Former SDSU Aztec hurdler Danae Dyer shares her emotional journey to qualify for the U.S. Olympic Track & Field Trials

NBC Universal, Inc.

Former San Diego State hurdler Danae Dyer has had lots of supporters throughout her career, but none bigger than her dad, Andre.

"My number one fan, my best friend. Yeah, he was he was always there, he would always be texting me, always wishing me the best," said Dyer.

But in April of 2023, in the middle of her senior season, Andre passed away. His death sent Danae to a dark place.

"I seriously, I wanted to quit. I wanted to quit college. I had so many dreams in track, I just wanted to stop," she said.

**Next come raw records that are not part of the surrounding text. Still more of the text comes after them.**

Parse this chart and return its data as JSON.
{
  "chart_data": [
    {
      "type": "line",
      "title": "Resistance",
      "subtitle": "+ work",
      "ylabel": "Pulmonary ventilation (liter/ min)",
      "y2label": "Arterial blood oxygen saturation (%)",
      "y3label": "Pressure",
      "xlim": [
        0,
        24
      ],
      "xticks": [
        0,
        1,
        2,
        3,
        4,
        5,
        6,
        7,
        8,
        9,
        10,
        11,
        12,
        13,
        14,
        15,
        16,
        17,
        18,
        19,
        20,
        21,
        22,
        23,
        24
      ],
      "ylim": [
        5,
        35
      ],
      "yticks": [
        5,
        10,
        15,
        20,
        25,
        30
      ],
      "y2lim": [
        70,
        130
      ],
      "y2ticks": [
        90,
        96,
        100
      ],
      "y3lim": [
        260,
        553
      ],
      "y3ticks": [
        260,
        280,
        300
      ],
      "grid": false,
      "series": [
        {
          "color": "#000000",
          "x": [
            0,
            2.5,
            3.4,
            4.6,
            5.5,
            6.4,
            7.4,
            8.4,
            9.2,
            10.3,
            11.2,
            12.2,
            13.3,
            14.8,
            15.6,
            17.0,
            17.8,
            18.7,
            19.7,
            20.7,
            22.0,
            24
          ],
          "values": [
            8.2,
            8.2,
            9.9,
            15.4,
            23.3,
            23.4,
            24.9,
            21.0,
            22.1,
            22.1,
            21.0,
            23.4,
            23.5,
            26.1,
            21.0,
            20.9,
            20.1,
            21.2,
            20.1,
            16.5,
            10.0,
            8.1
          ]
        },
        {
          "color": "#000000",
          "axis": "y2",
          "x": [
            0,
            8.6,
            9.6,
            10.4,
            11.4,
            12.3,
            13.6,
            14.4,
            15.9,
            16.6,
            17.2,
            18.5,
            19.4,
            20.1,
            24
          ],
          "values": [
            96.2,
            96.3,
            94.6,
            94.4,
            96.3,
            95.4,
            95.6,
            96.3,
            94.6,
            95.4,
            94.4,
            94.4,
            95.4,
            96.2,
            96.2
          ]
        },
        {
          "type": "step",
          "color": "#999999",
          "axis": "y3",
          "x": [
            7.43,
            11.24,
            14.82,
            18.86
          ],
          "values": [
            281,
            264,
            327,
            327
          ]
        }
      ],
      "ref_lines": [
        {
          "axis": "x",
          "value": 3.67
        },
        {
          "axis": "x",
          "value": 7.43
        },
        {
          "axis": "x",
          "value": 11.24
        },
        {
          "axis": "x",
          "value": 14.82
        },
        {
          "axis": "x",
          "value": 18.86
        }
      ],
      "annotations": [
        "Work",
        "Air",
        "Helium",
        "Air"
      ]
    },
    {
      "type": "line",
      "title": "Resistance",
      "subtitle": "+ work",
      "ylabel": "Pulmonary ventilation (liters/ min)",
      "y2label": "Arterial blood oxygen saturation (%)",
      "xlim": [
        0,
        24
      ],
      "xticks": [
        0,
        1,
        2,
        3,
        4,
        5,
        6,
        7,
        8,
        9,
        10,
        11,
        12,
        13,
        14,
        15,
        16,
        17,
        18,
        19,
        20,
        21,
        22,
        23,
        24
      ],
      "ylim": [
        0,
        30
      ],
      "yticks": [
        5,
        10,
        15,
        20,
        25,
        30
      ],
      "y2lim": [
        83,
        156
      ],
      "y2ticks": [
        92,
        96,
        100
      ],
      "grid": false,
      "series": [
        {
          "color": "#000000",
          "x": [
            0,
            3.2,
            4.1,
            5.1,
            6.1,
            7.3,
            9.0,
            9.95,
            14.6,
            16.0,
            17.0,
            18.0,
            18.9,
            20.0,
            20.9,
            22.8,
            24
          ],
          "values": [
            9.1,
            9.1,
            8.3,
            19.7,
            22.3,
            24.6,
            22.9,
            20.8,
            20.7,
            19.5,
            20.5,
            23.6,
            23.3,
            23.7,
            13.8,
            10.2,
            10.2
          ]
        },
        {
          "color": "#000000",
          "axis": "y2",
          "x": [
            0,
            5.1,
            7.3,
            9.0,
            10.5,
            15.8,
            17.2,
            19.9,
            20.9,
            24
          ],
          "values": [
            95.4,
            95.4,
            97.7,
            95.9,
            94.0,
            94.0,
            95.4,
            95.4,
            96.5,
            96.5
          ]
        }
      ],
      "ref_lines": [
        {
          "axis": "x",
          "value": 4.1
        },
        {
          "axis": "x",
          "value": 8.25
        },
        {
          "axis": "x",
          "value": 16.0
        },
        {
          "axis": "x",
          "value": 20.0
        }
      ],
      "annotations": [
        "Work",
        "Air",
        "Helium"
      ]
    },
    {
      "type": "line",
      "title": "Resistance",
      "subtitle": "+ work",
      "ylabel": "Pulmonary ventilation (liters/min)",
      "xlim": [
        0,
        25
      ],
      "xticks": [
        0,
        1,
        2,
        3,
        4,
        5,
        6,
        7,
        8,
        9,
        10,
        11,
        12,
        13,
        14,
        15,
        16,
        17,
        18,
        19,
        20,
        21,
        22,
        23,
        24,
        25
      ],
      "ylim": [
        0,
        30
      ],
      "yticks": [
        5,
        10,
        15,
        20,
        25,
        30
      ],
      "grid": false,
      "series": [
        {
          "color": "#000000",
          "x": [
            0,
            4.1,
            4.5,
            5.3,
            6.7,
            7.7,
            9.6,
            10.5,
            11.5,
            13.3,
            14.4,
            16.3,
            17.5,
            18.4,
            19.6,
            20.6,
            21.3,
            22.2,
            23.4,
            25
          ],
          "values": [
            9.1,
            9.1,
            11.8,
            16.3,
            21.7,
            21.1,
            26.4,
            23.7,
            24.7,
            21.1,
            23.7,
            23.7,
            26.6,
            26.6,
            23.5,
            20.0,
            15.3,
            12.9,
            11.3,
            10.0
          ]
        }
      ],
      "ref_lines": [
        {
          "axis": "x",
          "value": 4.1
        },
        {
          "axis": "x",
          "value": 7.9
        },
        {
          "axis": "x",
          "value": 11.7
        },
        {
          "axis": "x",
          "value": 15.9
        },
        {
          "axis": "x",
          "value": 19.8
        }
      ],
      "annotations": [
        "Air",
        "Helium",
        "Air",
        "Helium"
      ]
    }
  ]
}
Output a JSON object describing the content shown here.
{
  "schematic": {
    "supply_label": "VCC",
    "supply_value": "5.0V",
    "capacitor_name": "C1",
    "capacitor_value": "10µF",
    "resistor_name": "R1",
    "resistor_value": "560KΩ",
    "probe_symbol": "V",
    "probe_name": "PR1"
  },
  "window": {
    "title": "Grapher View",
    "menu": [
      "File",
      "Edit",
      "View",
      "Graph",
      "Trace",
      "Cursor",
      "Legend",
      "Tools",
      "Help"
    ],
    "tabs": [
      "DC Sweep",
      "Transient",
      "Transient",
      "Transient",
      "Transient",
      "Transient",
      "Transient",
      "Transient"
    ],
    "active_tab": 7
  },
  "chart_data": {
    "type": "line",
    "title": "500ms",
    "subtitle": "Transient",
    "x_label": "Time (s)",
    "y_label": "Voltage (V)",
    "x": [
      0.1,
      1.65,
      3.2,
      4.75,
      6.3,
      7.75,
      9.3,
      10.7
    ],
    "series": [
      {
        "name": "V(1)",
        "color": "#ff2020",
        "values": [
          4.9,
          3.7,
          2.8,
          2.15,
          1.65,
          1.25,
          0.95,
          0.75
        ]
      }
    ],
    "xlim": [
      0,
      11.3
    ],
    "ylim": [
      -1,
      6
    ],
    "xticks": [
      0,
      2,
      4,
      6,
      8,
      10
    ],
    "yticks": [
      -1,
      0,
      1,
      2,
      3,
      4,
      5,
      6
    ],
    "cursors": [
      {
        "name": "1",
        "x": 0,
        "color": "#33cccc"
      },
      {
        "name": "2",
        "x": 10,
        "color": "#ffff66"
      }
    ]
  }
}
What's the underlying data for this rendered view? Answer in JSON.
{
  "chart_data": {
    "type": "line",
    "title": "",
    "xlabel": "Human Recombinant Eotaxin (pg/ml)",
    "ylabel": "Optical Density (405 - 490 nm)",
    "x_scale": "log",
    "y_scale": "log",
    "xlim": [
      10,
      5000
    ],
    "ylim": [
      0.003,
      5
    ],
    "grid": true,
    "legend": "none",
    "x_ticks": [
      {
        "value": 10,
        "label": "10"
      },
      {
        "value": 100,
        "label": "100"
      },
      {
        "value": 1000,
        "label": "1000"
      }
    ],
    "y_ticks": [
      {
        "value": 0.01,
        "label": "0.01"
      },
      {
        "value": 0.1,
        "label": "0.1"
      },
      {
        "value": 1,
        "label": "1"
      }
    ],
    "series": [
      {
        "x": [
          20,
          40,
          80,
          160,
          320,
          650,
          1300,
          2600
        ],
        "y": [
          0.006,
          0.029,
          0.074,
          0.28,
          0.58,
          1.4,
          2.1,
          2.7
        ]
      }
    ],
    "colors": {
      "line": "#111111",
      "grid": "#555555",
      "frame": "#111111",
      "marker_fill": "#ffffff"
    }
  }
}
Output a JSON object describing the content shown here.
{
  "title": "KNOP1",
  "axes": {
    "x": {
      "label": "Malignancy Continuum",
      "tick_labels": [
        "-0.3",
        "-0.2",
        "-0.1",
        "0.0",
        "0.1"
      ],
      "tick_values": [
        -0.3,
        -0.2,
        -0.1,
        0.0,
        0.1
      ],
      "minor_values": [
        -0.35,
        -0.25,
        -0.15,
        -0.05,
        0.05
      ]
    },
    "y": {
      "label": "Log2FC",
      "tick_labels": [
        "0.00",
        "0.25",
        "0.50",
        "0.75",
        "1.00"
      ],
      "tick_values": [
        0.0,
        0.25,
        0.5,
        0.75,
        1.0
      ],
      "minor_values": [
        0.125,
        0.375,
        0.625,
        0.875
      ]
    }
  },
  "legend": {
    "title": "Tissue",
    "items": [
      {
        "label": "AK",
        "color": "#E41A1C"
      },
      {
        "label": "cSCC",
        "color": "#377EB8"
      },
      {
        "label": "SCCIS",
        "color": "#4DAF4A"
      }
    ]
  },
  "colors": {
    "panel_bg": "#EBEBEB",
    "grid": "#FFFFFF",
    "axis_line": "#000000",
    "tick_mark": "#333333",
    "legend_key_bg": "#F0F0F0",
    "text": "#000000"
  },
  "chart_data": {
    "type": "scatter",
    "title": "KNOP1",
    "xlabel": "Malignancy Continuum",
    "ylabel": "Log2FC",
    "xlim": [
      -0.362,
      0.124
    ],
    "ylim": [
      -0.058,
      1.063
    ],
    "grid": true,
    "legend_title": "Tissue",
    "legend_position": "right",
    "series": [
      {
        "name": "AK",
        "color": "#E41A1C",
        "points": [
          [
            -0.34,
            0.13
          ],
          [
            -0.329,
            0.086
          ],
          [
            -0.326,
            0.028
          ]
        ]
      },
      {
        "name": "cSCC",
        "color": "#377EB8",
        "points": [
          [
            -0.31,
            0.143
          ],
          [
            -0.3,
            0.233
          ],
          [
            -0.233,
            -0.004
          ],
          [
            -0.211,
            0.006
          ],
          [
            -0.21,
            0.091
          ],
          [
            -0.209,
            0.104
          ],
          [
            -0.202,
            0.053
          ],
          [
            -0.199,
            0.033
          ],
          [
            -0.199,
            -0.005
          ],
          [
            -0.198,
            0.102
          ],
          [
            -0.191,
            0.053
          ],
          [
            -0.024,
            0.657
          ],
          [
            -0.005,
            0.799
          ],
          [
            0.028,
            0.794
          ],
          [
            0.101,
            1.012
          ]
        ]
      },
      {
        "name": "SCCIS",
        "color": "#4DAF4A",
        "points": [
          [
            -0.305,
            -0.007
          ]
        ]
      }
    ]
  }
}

And Danae did stop, for quite awhile, but recently with encouragement from friends, family and a strong inner drive, Danae got back on the track and fittingly started overcoming hurdles, literally and figuratively.

"My family, they pushed me and they told me that's what he would have wanted me to keep going. So it's definitely hard, not seeing him in the stands anymore is hard," she said.

Workout after workout, hurdle after hurdle. Danae got back into peak form. Then in May at an Olympic Trial qualifying race in Chula Vista, Danae Dyer was the first across the finish in the 100m hurdles qualifying her for the U.S. Olympic Trials. After the race, instead of her dad running out to celebrate with her, it was her mom Dawn, running down to the track for an emotional moment with her daughter. A lot of crying, a lot of hugging, a lot of emotions.

"My mom came running down the hill crying, because she always told me that when I run 12-9, she wanted to be there, so she got to be there that day," she said.

A proud moment for mom, daughter and what would dad think?

"He's just proud. I know he is, for sure," she said.

Danae’s dedication to overcome tragedy and regain her elite form are impressive, even more so when you consider she works a full-time job. Danae works in Digital Marketing for Sports San Diego. She’s an unsponsored athlete, working, then training multiple hours a day, while many of her competitors aiming for a spot on the Olympic team are sponsored and only have to worry about training, not working a full-time job.

Danae keeps friends, family and supporters up-to-date on her quest through a GoFundMe campaign.

Despite that, this long shot is ready to take her best shot at the Olympic Trials.

"I'm about to compete with the big dogs, and I'm ready," she said.